Come si diventa un MISNA, cioè un minore straniero non accompagnato?

profugo_bambino 200Dall’Africa, al mondo. Dal deserto di opportunità, al miraggio di una vita nuova. Ai migranti che partono dall’Africa si affidano le speranze di interi clan familiari e villaggi.

E questo vale per tutti i migranti, minorenni compresi. Che intanto non si percepiscono come tali. Per i minori stranieri non accompagnati la convenzione di Ginevra piuttosto che quella di New York sono diritti che non albergano nemmeno nella loro fantasia. Hanno visto in faccia la guerra, la morte, la fame, la sofferenza. E l’unico loro desiderio è fuggire.

La spinta a viaggiare verso l’ignoto deriva non poche volte dal fatto che non hanno nessuno dietro di sé. L’Aids è tra le prime cause di morte in Africa: non sono pochi gli orfani che senza affetti e punti di riferimento si abbinano alle carovane dei migranti. Durante il viaggio un conoscente diventa ‘zio’, un coetaneo ‘cugino’, un compagno d’avventura, ‘fratello’. Come tali si presentano a chi deve identificarli in Italia, e poi, una volta accertata la mancanza di effettiva parentela, i minori vengono inseriti nell’elenco dei Minori stranieri non accompagnati.

La presenza massiccia di bambini e adolescenti soli tra i migranti in fuga è stata al centro di un’interrogazione urgente, sottoscritta nei giorni scorsi da numerosi senatori PD, rivolta ai Ministri del Lavoro e delle Politiche sociali, dell’Interno, e dell’Integrazione. L’appello rivolto al Governo era di garantire “strutture di accoglienza per minori rispondenti agli standard stringenti previsti per legge”.

Ma forse è tempo che il nostro Paese e l’Europa inaugurino una politica lungimirante in tema di diritti dei minori stranieri non accompagnati. Gli adolescenti che arrivano sulle nostre coste magari sono da anni orfani o bambini che vivono in stato di abbandono. Perché non salvarli una volta per sempre?

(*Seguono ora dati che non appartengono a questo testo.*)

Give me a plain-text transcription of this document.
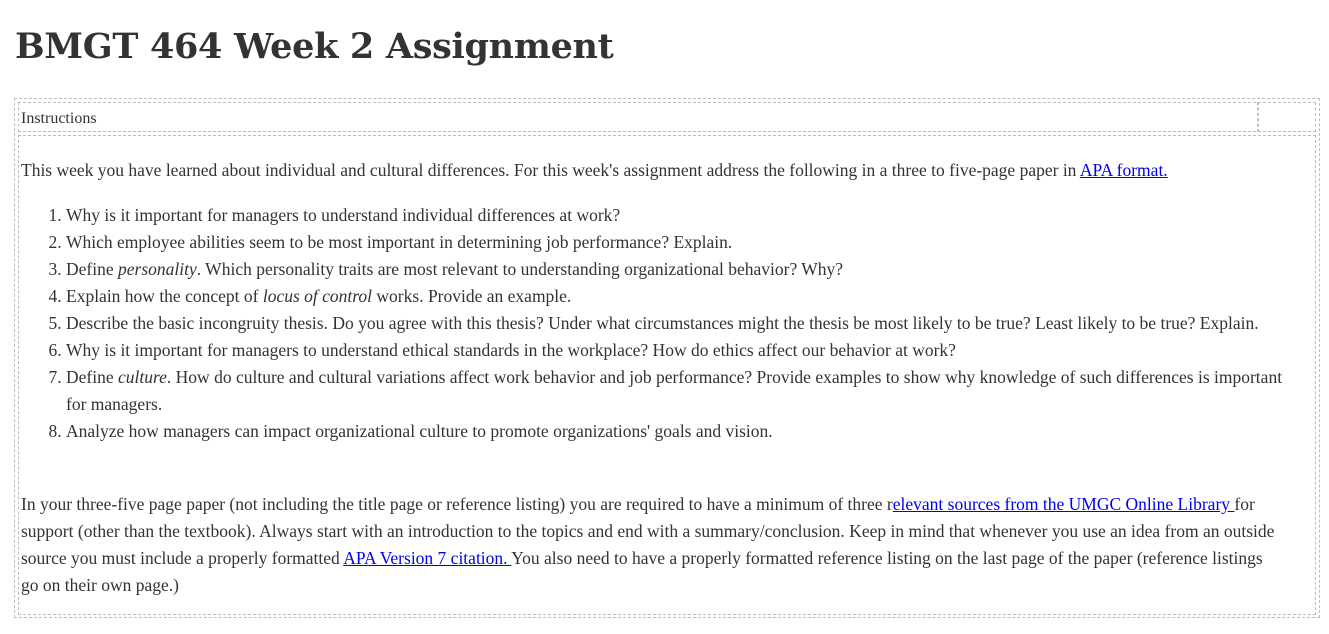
BMGT 464 Week 2 Assignment
Instructions
This week you have learned about individual and cultural differences. For this week's assignment address the following in a three to five-page paper in APA format.
1. Why is it important for managers to understand individual differences at work?
2. Which employee abilities seem to be most important in determining job performance? Explain.
3. Define personality. Which personality traits are most relevant to understanding organizational behavior? Why?
4. Explain how the concept of locus of control works. Provide an example.
5. Describe the basic incongruity thesis. Do you agree with this thesis? Under what circumstances might the thesis be most likely to be true? Least likely to be true? Explain.
6. Why is it important for managers to understand ethical standards in the workplace? How do ethics affect our behavior at work?
7. Define culture. How do culture and cultural variations affect work behavior and job performance? Provide examples to show why knowledge of such differences is important for managers.
8. Analyze how managers can impact organizational culture to promote organizations' goals and vision.
In your three-five page paper (not including the title page or reference listing) you are required to have a minimum of three relevant sources from the UMGC Online Library for support (other than the textbook). Always start with an introduction to the topics and end with a summary/conclusion. Keep in mind that whenever you use an idea from an outside source you must include a properly formatted APA Version 7 citation. You also need to have a properly formatted reference listing on the last page of the paper (reference listings go on their own page.)
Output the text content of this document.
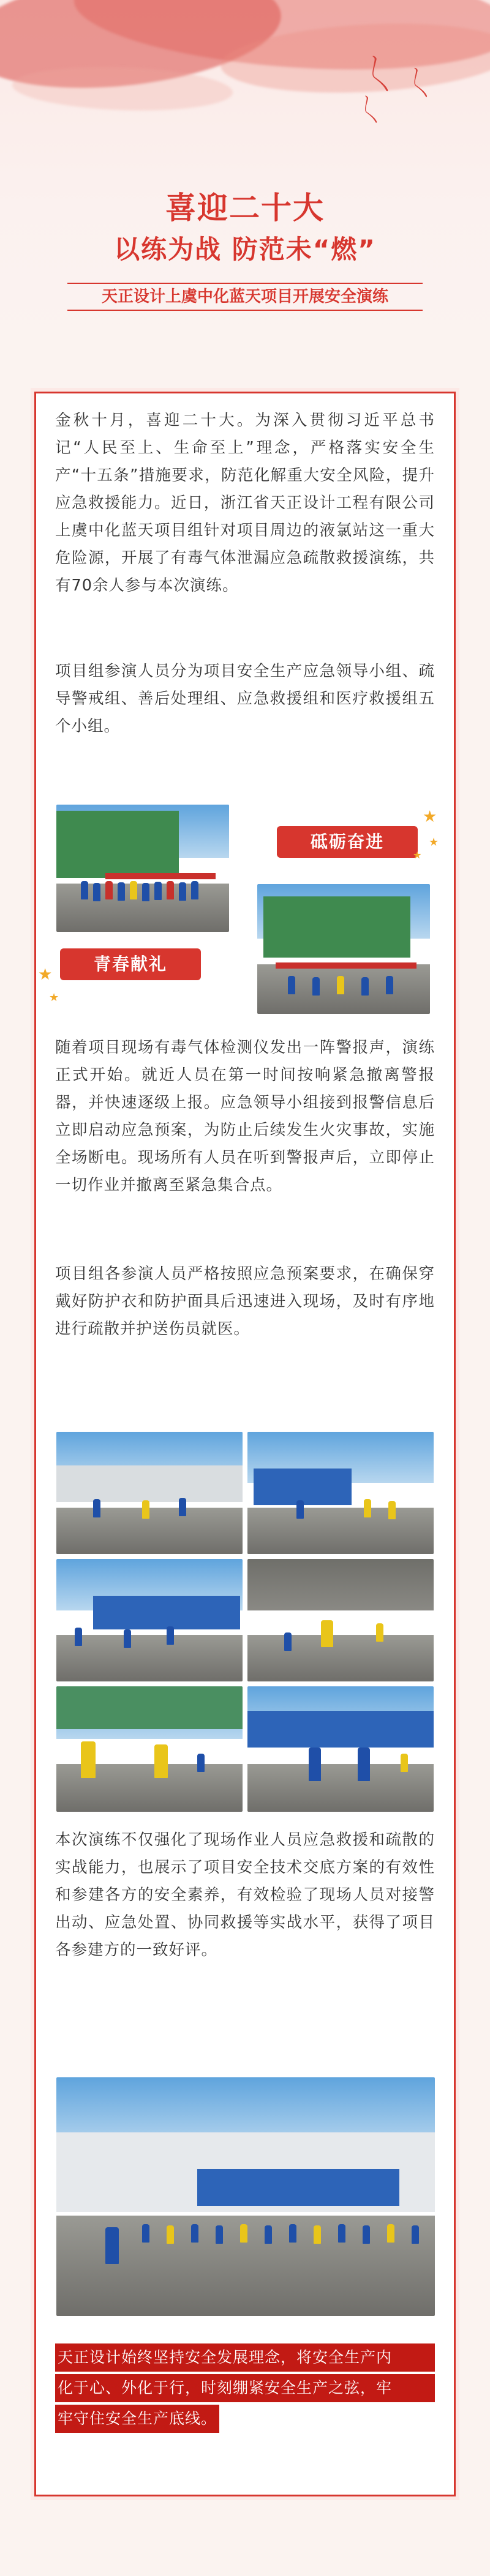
〱 〱
〱
喜迎二十大
以练为战 防范未“燃”
天正设计上虞中化蓝天项目开展安全演练
金秋十月，喜迎二十大。为深入贯彻习近平总书记“人民至上、生命至上”理念，严格落实安全生产“十五条”措施要求，防范化解重大安全风险，提升应急救援能力。近日，浙江省天正设计工程有限公司上虞中化蓝天项目组针对项目周边的液氯站这一重大危险源，开展了有毒气体泄漏应急疏散救援演练，共有70余人参与本次演练。
项目组参演人员分为项目安全生产应急领导小组、疏导警戒组、善后处理组、应急救援组和医疗救援组五个小组。
砥砺奋进
★
★
★
青春献礼
★
★
随着项目现场有毒气体检测仪发出一阵警报声，演练正式开始。就近人员在第一时间按响紧急撤离警报器，并快速逐级上报。应急领导小组接到报警信息后立即启动应急预案，为防止后续发生火灾事故，实施全场断电。现场所有人员在听到警报声后，立即停止一切作业并撤离至紧急集合点。
项目组各参演人员严格按照应急预案要求，在确保穿戴好防护衣和防护面具后迅速进入现场，及时有序地进行疏散并护送伤员就医。
本次演练不仅强化了现场作业人员应急救援和疏散的实战能力，也展示了项目安全技术交底方案的有效性和参建各方的安全素养，有效检验了现场人员对接警出动、应急处置、协同救援等实战水平，获得了项目各参建方的一致好评。
天正设计始终坚持安全发展理念，将安全生产内
化于心、外化于行，时刻绷紧安全生产之弦，牢
牢守住安全生产底线。
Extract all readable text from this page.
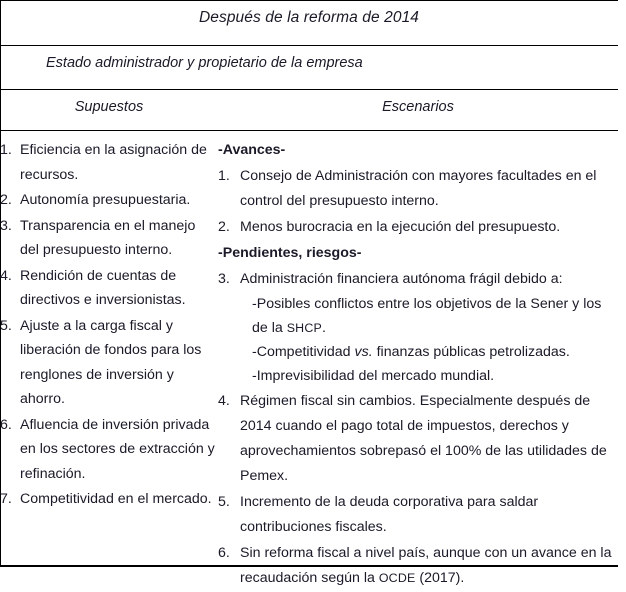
Después de la reforma de 2014
Estado administrador y propietario de la empresa
Supuestos	Escenarios
1. Eficiencia en la asignación de recursos.
2. Autonomía presupuestaria.
3. Transparencia en el manejo del presupuesto interno.
4. Rendición de cuentas de directivos e inversionistas.
5. Ajuste a la carga fiscal y liberación de fondos para los renglones de inversión y ahorro.
6. Afluencia de inversión privada en los sectores de extracción y refinación.
7. Competitividad en el mercado.
-Avances-
1. Consejo de Administración con mayores facultades en el control del presupuesto interno.
2. Menos burocracia en la ejecución del presupuesto.
-Pendientes, riesgos-
3. Administración financiera autónoma frágil debido a:
-Posibles conflictos entre los objetivos de la Sener y los de la SHCP.
-Competitividad vs. finanzas públicas petrolizadas.
-Imprevisibilidad del mercado mundial.
4. Régimen fiscal sin cambios. Especialmente después de 2014 cuando el pago total de impuestos, derechos y aprovechamientos sobrepasó el 100% de las utilidades de Pemex.
5. Incremento de la deuda corporativa para saldar contribuciones fiscales.
6. Sin reforma fiscal a nivel país, aunque con un avance en la recaudación según la OCDE (2017).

Basterebbe firmare accordi bilaterali con gli Stati africani a forte emigrazione per garantire ai bambini abbandonati il diritto di essere bambini, e quindi figli. Piuttosto che ignorare il loro dramma abbandonandoli alla buona sorte; sperare che non finiscano nelle mani dei trafficanti di uomini; che le onde del Mediterraneo non li inghiottano; che riescano con le loro forze a crearsi un futuro onesto e dignitoso.

Troppo comodo, per Paesi che si ritengono civili, limitarsi ad affrontare le emergenze dei profughi nei propri territori. Come se tutto l’invisibile che accade in Africa non fosse un problema anche nostro.